Wednesday, November 14, 2007

Tata: Part 5

Tata's Part 5

HERE

"Denis Johnson--Though I have read Resuscitation of a Hanged Man, it is his story collection, Jesus' Son, that strikes me as the one work by any writer mentioned in this essay that perhaps best represents how artificial my attempted categorizations of writers are. A slender collection of weakly connected stories about a junkie, the narratives seem straightforward enough in the mode of what a friend of mine calls "feckless guy stories"--and that I would add are a genre over-represented in writing workshops--which can be nothing but realist, yet Johnson uses time in sophisticated ways to represent a junkie's tangled consciousness while calling such little attention to his methods that they are all but invisible to the reader unconcerned with formal matters.

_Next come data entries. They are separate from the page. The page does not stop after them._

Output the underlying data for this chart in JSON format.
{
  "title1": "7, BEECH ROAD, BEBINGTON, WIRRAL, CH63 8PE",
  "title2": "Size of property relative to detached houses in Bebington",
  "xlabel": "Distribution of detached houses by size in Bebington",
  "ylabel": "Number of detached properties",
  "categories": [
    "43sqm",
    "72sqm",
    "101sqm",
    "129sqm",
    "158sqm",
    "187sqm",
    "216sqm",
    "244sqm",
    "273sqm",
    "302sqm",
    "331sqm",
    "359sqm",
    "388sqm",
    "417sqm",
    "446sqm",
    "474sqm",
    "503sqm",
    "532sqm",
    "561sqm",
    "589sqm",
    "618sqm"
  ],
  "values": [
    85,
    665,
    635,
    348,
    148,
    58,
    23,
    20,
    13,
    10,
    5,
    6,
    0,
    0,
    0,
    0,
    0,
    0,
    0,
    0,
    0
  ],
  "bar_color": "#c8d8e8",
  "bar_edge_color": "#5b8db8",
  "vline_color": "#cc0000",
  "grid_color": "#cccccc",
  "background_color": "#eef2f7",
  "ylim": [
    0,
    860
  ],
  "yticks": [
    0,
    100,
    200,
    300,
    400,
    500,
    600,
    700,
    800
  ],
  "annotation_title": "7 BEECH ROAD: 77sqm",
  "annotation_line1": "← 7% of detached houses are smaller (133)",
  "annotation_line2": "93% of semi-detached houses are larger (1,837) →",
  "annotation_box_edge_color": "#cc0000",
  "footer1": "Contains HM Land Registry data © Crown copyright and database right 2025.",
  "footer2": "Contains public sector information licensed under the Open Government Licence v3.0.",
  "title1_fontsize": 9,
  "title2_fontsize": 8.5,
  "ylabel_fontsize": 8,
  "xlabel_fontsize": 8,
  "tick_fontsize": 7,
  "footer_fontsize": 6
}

Roth is the only other American writer whose work I am familiar with who is capable of being formalist while appearing to be realist, only Roth does it in book after book."


I could never have imagined Tree of Smoke emerging from Jesus' Son... and yet it's a continuum. Demands a re-reading of the earlier stories.

On the one hand, a 19th C. novel. An American Tolstoy. So many characters you have to take notes. Plots and subplots and subplots. But a metaphysical novel in the mode of Cormac McCarthy, a Gnostic fallen world, where no one can quite remember what the pre-fallen state was really about.

Molly Bloom's closing monolog , her yes I said yes--Bernonoes' Everything is Grace, Eliot's infolding of the Rose and the Fire...uttered in pure irony in some circle of hell Dante never dreamed of. War scenes as realist as Naked and the Dead, recited from the Drunken Boat.

The banality of the Good...

Your association with Roth is right on target! Something of what I was was getting at with Powers and Hazzard.

An elusive catagory, slippery as it is... don't let go of it!

It's everything that really matters in contemporary fiction.